Oh those novelists, blogged down again by those looming literary choices–point of view, psychic distance, voice. Thank Gag for picture books. Having written some, she knew she made many of the same decisions, but drew an extra arrow from her quiver: form. As a form, picture books could encompass all genres–fiction, memoir, non-fiction, mystery, fantasy, fairy or folk tales; and she considered whether and how genre in the picture book influenced point of view.
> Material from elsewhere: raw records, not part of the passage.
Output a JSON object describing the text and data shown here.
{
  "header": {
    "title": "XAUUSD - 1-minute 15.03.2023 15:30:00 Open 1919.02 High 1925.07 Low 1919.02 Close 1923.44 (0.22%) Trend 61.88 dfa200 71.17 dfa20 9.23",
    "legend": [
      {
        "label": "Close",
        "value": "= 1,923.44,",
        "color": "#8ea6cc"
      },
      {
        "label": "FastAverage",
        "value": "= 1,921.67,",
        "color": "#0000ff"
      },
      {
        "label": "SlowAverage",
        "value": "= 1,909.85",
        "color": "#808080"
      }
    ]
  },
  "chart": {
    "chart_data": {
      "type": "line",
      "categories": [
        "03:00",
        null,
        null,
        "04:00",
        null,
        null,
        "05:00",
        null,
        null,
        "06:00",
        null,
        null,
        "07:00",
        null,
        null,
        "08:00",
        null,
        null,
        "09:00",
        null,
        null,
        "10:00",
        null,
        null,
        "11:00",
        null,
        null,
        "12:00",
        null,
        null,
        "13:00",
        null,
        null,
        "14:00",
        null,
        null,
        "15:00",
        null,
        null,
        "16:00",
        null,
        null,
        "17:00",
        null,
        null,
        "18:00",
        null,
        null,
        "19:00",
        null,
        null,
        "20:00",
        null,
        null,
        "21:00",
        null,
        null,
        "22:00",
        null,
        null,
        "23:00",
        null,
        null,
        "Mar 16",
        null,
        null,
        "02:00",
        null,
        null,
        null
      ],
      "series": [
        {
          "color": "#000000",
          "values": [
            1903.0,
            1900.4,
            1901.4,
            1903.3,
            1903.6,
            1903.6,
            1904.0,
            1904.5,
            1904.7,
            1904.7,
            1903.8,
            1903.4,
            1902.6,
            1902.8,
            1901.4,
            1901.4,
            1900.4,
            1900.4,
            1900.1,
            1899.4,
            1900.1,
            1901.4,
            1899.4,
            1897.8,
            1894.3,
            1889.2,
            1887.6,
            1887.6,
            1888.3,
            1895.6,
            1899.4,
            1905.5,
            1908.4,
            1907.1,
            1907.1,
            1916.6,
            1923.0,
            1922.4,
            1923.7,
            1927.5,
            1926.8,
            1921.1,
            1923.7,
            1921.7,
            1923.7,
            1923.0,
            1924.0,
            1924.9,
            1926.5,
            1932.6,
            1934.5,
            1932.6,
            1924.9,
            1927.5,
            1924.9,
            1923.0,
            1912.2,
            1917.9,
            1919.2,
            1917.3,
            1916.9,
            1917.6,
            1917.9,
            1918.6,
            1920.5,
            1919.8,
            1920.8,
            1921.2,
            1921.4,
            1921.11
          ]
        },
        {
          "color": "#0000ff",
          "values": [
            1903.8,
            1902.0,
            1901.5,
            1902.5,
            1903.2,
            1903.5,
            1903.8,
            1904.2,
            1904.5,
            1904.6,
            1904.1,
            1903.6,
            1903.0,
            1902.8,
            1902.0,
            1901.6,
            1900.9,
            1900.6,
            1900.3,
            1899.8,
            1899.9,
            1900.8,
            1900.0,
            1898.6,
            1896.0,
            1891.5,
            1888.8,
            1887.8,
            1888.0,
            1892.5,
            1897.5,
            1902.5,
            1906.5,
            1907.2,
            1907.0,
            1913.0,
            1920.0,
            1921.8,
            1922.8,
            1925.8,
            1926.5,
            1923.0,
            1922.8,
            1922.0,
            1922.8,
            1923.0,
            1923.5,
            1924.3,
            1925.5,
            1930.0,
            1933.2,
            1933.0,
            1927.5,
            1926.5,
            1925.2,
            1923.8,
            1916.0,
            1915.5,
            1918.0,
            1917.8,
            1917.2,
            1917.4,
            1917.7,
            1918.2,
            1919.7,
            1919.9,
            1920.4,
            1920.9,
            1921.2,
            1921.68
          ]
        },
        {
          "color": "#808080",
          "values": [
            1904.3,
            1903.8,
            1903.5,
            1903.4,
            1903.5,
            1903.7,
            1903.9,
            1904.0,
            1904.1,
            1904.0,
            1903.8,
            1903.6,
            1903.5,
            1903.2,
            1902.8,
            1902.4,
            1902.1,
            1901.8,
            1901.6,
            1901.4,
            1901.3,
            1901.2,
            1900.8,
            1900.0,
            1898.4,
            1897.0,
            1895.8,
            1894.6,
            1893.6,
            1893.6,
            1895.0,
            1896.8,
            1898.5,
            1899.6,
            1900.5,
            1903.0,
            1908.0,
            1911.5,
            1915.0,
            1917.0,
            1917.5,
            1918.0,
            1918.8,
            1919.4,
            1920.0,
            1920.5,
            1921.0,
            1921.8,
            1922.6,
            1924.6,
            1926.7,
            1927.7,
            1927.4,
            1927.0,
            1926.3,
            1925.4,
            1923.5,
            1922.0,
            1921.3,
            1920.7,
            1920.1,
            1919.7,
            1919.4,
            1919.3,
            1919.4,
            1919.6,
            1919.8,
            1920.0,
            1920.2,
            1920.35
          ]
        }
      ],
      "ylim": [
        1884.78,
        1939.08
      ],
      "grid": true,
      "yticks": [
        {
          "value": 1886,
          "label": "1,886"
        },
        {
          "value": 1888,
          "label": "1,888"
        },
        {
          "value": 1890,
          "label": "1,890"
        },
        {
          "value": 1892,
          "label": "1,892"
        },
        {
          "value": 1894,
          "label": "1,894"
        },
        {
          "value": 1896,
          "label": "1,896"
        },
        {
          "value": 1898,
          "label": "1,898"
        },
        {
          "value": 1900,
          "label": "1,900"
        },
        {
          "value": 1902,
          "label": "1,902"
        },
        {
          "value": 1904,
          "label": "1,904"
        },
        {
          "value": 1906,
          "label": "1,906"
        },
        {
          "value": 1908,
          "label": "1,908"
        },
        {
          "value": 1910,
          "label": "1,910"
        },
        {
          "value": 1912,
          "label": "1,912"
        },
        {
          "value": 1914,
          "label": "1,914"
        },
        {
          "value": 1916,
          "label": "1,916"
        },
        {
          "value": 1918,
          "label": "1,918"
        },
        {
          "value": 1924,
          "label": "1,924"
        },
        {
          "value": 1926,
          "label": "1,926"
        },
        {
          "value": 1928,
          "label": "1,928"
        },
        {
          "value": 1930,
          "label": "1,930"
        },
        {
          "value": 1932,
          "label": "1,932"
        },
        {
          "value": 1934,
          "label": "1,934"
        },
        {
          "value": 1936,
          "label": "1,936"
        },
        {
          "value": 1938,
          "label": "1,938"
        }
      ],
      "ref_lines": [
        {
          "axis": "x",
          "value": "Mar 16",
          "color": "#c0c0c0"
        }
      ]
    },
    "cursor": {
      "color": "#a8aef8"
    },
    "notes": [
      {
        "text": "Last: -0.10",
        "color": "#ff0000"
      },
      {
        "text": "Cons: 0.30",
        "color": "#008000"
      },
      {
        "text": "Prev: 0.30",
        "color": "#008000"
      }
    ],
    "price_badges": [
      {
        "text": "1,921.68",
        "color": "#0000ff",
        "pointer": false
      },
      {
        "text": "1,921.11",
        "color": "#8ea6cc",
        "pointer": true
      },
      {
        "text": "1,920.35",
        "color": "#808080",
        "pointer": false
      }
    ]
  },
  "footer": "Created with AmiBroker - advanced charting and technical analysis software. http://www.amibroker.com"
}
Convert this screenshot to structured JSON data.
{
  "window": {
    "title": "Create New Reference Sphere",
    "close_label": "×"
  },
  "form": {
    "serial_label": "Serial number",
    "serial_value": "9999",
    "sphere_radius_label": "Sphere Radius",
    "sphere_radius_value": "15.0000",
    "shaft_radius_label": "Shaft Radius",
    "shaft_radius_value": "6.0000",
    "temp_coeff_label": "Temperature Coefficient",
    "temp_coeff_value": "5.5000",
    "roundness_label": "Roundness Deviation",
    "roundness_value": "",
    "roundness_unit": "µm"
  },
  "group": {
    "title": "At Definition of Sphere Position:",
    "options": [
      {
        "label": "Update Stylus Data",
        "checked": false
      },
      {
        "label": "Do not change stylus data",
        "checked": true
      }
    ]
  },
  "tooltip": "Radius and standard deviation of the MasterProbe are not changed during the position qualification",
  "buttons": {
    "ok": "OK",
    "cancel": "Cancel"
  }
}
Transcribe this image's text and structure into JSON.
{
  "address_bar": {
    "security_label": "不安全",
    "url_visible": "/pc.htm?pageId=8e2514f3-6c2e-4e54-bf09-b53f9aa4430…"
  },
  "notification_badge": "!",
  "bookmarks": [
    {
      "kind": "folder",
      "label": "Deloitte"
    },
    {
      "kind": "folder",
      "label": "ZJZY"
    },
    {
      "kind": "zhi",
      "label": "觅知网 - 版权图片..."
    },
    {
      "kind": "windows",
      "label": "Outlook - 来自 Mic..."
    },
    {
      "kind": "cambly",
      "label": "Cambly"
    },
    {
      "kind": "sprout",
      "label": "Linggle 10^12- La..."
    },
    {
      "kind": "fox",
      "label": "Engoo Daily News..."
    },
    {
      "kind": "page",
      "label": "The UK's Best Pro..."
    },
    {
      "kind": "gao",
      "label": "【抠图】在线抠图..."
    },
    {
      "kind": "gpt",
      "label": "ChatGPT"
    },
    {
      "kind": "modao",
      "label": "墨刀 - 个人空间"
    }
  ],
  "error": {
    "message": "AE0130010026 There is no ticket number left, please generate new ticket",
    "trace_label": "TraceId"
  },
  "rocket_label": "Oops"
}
She loved John Scieszka’s hilarious re-telling of The Story of The Three Little Pigs from the wolf’s point of view in The True Story of The 3 Little Pigs! for its crafty use of the unreliable narrator device. Fairy tales are conventionally told in third person, so what happened when point of view shifted? Scieszka’s use of the first person narrator invited the reader into a a world through the perceptions of a character and not into the verisimilitude of the fairy tale world created by the original author. The reader believes A. Wolf as the long-suffering “I” in Scieszka’s tale because he is the tale-teller, the narrator of his own story, not the three little pigs’ story. Each point of view creates a verisimilitude fitting its form or intention. Told in the conventional third person, the reader is invited into the fairy world created for the story, not created by a character for the story. Scieszka broke form for his intention to make the reader laugh at his ironic tale.
Writing stories with autobiographical roots, she’d written in first person for the same reason: verisimilitude. As much as she was part of the story, the narrative “I” became a part of the story, the world created by narrator as character. Fiction and non-fiction could be told from either point of view in the picture book, but the questions she’d ask were fundamental: Who’s narrating the story and why? The truth of the story, the author’s intention, rests in that question. Who tells it truer?
Thank Gag for my picture book writing friends. I learn so much from all of you.